RICHMOND, Va. (AP) - Descendants of the principal character in the Oscar-winning movie “12 Years a Slave” attended a rally by opponents of a proposed minor league baseball stadium in a Richmond neighborhood that once was a major slave trading hub.
Linsey Williams and Justin Dixon Northup Gilliam, the great-great-great-great grandchildren of Solomon Northup, read Thursday from their ancestor’s account of his experience at the Shockoe Bottom slave jail where he was held in 1841. Northup, a free man kidnapped into slavery, wrote a book about his ordeal, which includes a passage about being brought to Richmond before being shipped to New Orleans.
According to the Richmond Times-Dispatch (https://bit.ly/OhlpT3 ), the rally was timed to coincide with the 149th anniversary of Liberation Day, when Richmond fell to Union troops.
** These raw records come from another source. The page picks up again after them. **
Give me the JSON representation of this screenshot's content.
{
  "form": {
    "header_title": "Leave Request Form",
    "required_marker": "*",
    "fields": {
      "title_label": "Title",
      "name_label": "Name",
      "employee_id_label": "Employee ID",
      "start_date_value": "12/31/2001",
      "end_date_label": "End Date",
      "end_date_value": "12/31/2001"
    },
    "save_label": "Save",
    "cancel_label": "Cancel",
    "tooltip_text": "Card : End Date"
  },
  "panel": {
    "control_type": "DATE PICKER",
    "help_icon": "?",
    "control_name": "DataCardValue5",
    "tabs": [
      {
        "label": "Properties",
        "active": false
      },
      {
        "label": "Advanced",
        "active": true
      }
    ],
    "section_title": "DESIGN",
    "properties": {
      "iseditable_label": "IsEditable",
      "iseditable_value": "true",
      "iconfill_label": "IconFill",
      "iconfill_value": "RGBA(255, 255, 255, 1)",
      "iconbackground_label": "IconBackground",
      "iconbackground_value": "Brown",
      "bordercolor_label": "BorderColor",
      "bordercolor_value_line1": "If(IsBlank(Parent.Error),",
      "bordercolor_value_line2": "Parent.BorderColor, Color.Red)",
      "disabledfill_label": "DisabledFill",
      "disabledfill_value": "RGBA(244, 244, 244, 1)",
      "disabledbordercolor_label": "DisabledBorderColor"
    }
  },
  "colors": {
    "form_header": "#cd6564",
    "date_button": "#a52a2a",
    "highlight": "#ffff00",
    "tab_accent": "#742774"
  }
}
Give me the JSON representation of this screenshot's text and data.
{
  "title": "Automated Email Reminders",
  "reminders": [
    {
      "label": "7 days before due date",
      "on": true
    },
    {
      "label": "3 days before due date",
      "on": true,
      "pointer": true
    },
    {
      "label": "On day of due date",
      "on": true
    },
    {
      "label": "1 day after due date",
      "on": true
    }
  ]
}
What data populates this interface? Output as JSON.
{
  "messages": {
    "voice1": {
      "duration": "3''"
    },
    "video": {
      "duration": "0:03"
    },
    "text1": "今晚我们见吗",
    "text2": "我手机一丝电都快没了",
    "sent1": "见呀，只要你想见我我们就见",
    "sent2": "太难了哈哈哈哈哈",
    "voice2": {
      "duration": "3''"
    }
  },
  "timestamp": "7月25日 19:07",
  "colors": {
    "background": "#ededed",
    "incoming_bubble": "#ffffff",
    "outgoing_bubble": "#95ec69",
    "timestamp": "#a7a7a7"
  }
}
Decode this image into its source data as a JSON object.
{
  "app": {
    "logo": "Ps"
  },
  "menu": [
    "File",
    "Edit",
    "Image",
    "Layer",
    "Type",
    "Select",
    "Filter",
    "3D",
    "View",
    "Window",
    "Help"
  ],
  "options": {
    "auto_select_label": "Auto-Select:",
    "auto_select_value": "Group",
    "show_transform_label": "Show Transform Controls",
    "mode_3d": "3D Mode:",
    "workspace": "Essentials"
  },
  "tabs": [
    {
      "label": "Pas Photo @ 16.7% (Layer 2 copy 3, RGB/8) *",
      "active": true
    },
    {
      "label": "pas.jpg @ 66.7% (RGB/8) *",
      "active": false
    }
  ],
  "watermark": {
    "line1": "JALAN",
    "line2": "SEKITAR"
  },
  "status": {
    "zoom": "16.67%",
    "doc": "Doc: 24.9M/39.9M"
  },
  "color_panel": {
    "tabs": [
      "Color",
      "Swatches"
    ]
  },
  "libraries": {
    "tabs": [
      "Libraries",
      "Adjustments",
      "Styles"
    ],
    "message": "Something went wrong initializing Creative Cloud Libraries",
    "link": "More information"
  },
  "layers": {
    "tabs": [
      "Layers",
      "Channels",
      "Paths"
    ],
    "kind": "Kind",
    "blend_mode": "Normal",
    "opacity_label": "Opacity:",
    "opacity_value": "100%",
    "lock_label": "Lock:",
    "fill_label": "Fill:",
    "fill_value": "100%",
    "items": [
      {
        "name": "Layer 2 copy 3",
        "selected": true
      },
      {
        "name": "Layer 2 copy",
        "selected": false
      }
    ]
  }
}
About 200 people attended.
At Lumpkin’s Jail, a notorious slave-trading site, activists held a “libation ceremony” in which drinks were poured onto the ground to honor ancestral spirits and read accounts of the opening of slave jails.
“Today, we are gathered to reclaim Richmond,” said Ana Edwards, chair of the Sacred Ground Historical Reclamation Project of the Defenders for Freedom, Justice and Equality. “We are gathered to reclaim resistance.”
Williams, a 27-year-old school psychologist who lives in Fredericksburg, said she learned of the plans for Thursday’s event on Facebook. She said she learned of her relation to Northup when she was about 10 and on a family trip to Saratoga Springs, N.Y., where Northup lived before his enslavement.
In his book, Northup wrote that he was taken to “Goodin’s” jail, which many believe was a misspelling of “Goodwin.” William Goodwin and Henry Templeman advertised in 1834 that they were “prepared to take slaves for safe-keeping” at an establishment in Richmond.
In addition to the stadium and other private development, Jones has called for a pavilion at Lumpkin’s, a slavery museum and improvements to the Richmond Slave Trail and the African burial ground.
Some have suggested that the development plan offers the best opportunity for a proper commemoration of black history.
“You need a platform. And the stadium is the platform,” said Darrell Benton, a Shockoe Bottom resident who happened upon the rally.